Thursday, April 2, 2015


Back in February, there was a big sale at Sportmaster, a Russian chain of sporting goods stores. In celebration of Men’s Day, they posted signs all over our local store advertising a 50% discount on gifts for men. I discovered this when I walked in to buy one athletic shirt to wear to dance classes. The cashier explained to me that I didn’t actually get a discount that day; but that she’d give me a discount card and the money would show up on my card on April 2 and stay there until the end of April. I took home the shirt and the discount card and showed them to Alla.

Alla liked the shirt and encouraged me to buy another one to bring back to Boston, so I went to their original location and found another of these wonderful shirts in my size. And then I bought a tank top from the same company. I bought a couple of other small things too, and waited eagerly for April 2.

When I thought about the bonanza soon to appear on my discount card, I remembered my dad’s solemn advice: “If something sounds too good to be true, it probably isn’t true.” Was this too good to be true? In order to make it more believable, I dreamed up a story involving a cash-flow crisis for the company. They needed income right away and with any luck they’d still be in business on April 2 to give away a whole bunch of merchandise to the frantic people who had bought before Men’s Day. I wanted to be the first customer in the door today to buy stuff before they got cleaned out or went out of business.

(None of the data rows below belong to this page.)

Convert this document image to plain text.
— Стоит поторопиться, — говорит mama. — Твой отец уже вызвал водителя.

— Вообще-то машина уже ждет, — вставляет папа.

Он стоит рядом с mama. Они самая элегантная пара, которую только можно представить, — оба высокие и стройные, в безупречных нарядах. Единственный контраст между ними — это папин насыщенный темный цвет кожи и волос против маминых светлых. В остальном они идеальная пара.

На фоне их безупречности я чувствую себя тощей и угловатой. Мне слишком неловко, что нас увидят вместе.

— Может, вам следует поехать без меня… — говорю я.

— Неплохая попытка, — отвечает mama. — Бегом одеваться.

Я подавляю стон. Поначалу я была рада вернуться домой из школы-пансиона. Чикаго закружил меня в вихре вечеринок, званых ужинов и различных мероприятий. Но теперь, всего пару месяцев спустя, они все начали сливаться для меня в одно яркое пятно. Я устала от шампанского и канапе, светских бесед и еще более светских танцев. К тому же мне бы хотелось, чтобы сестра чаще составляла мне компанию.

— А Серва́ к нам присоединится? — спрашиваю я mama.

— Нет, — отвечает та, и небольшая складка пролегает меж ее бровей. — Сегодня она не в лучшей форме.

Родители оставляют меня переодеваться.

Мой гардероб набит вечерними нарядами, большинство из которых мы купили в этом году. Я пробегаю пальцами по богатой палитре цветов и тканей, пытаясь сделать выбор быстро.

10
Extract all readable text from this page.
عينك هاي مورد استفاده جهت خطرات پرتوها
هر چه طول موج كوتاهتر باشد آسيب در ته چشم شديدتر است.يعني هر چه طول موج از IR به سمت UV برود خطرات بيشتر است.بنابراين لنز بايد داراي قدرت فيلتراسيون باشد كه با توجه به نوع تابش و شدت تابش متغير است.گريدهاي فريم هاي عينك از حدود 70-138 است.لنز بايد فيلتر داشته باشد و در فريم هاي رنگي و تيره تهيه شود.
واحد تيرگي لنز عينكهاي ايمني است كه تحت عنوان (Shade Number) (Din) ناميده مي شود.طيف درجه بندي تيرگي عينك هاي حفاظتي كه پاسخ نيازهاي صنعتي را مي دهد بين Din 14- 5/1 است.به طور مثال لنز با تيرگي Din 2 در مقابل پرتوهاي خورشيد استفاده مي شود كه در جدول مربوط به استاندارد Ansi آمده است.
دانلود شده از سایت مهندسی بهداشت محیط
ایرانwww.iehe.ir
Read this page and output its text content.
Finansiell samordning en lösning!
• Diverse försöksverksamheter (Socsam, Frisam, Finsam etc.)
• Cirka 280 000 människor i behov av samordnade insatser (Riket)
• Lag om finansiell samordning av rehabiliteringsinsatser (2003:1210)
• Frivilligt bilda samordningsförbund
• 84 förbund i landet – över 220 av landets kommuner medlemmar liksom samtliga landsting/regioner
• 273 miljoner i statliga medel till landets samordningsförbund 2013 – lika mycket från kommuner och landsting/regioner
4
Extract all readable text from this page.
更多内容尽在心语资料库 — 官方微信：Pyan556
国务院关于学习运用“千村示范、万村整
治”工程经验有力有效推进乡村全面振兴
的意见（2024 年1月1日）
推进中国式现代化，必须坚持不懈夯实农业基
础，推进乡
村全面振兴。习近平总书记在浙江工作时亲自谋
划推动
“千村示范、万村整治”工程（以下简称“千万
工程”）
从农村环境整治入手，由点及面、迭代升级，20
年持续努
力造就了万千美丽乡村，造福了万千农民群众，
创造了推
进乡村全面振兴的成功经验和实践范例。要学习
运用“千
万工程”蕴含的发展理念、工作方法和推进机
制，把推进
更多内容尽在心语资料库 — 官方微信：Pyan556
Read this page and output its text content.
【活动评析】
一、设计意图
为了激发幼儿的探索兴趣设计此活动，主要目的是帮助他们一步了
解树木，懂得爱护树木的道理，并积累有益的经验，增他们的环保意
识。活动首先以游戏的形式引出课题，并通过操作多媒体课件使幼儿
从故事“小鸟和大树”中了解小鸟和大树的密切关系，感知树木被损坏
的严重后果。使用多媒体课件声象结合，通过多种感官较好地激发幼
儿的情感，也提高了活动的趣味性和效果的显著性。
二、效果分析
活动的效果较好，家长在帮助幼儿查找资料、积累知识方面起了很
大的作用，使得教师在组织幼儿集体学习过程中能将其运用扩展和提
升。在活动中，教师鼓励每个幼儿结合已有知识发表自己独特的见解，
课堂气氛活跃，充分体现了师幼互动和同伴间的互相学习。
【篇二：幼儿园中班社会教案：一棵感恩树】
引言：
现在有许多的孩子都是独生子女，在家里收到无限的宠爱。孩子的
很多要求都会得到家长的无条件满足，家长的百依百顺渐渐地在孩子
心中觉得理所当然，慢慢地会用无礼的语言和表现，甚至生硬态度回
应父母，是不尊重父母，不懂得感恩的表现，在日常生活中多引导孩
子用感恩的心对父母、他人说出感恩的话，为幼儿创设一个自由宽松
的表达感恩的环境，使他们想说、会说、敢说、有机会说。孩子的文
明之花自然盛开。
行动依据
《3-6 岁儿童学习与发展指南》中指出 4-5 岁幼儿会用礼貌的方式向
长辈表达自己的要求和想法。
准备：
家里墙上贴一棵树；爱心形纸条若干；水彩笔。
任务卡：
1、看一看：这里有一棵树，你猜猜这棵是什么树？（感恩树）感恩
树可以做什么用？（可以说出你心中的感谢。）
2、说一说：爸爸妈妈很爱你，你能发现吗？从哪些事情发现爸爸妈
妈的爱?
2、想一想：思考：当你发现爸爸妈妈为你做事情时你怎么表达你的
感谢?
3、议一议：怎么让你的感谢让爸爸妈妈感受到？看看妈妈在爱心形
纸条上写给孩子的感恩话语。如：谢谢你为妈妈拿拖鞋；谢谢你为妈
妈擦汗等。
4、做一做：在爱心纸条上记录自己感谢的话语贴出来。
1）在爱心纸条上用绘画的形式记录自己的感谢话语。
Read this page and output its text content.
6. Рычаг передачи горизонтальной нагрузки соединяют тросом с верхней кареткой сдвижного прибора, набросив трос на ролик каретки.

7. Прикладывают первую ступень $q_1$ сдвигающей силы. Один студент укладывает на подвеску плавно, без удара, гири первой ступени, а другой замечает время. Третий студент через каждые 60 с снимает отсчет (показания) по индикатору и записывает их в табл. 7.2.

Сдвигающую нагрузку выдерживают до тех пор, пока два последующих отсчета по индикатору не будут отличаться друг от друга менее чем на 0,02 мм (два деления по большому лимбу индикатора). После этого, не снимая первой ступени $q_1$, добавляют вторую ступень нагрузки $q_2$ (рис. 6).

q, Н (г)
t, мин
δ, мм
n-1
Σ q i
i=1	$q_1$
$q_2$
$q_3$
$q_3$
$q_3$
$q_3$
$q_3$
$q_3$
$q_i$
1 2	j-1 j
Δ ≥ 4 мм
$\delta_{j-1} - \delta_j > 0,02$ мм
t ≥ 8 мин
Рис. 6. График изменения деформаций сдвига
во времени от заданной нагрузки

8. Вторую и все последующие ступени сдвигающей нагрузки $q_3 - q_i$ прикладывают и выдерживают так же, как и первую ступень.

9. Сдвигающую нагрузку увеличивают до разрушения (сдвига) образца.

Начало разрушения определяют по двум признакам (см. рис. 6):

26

The store was surprisingly quiet when I arrived, but they had plenty of goods in all departments so I went and asked the clerk how much money I had on my discount card. It worked out to over fifty dollars, which surprised me because I hadn’t understood until that moment that my single-shirt errand had inflated to a hundred-dollar extravaganza. Anyway, I could think of several interesting ways to spend the money and I took a nice tour through the store and picked out a pair of shower sandals. At that point I decided I’d already had plenty of fun, the place should still be in business tomorrow, and I’d save the rest of the discount card for Alla’s pleasure.

I handed the sandals and the card to the cashier, who asked me for money. “There’s plenty of money on the card,” I said.

“Sure,” she replied, “but you don’t get to use it on 100% of your purchase. We’ll give you at best 30%. I need money for the rest.”

“This isn’t right!,” I sputtered. “Let me see where it’s written.”

She handed me a brochure, which may have been available back in February but this was the first time I’d looked at it. It being in Russian I might have avoided it on purpose, but I don’t remember. It did say something about 30%.

So, in the very best case, if I bought enough stuff to use up the entire balance on my discount card, the total discount averaged over February and April would be 15%. I knew at the beginning that the 50% rebate was too good to be true. I just had no idea how far it was from true. They played me for an April Fool on the second of the month.